WHO?MAG: Tell me about the re-released album “Inna Heights”.
BUJU BANTON: It was re-released 22 of January. It has always been a great record and nothing has changed, nah mean? It’s only trying to get the word out that Buju Banton has re-released “Inna-Heights” and it now on the market place as a physical aid.

WHO?MAG: Why did you decide to re-release it 10 years later?
BUJU BANTON: Well, it’s a great record and it’s been 10 years and a lot of people haven’t heard this record. I feel it can be inspiring during our rough times. Other people are doing it. They re-release Bob Marley. Why not Buju Banton?

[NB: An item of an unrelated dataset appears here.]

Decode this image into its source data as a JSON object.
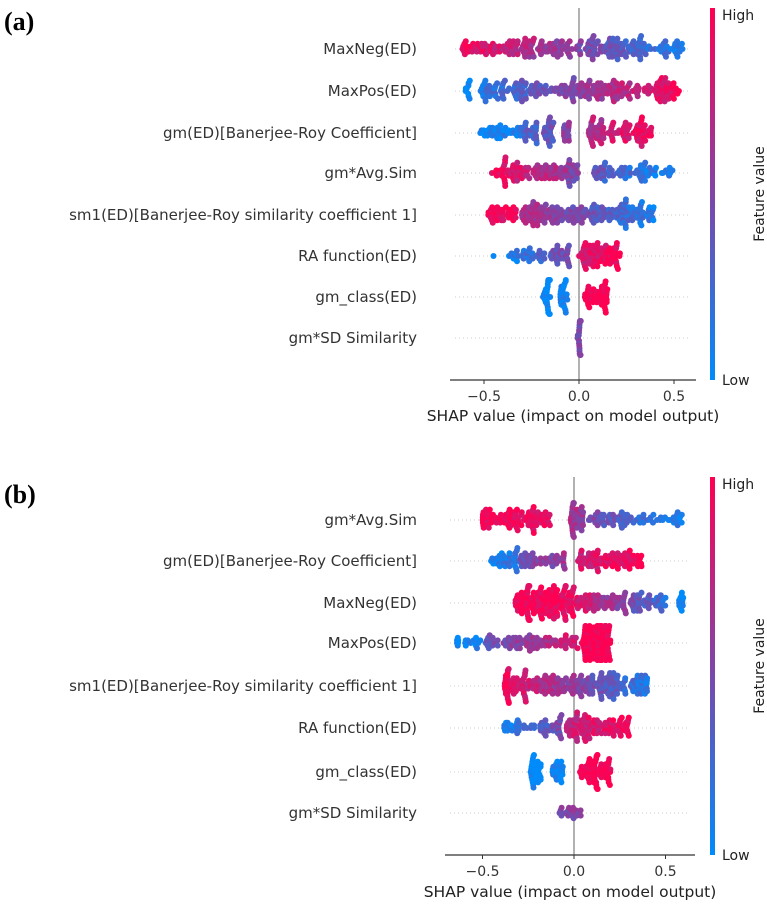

WHO?MAG: I noticed this album has a lot of singing in it. What influenced you to change your style?
BUJU BANTON: Inna-Heights was released 10 years ago and I think it was released the same way as it was 10 year ago, because if you listen to the song, the title of the album “Inna-Heights” should depict where we are in our heights. The only way to reach your heights you can’t be doing in rapping. You can not be reaching the heights talking in a fast speaking pace. You need to be lounging and cruising to get inside your soul.

WHO?MAG: Would you say this was your favorite album?
BUJU BANTON: This would be one of them because my favorite is yet to be made.

WHO?MAG: What was you main inspiration while recording the “Til Shiloh” album?
BUJU BANTON: Life, my friend. Ups and downs. Everything! The good and bad in friends. Our universe of things inspired these great records. They are always revisited by wondering minds and so and so forth.

WHO?MAG: Tell me about your experience with punk-rock group Rancid.
BUJU BANTON: They are good guys to work with. I haven’t spoken to them in 7 years, but the relationship was great to work with them. It was interesting.

WHO?MAG: Was there any trouble working with the 2 different styles?
BUJU BANTON: Well, in Jamaica we have a term called roots, rock, reggae and if I were to work with a rock group, we would have to find some common ground so we can represent both genres.

WHO?MAG: How do you feel about the new school of reggae artists today?
BUJU BANTON: If their stuff is good and their stuff is gravitating and you find yourself enjoying it, then it’s fine. I hope they grow in the art form and embrace the music.

WHO?MAG: Do you think any of them are straying from the art?
BUJU BANTON: I don’t spend my time thinking about who is straying from the art. I have so many things happening around, I don’t have time too. Even if I think these things, I can’t say anything to them because they are so arrogant. Let’s not even go there.

WHO?MAG: What’s next for Buju Banton?
BUJU BANTON: Remember to look out for the new album after “Inna-Heights”. It’s called “Rasta That Soul” and it should be coming out in April.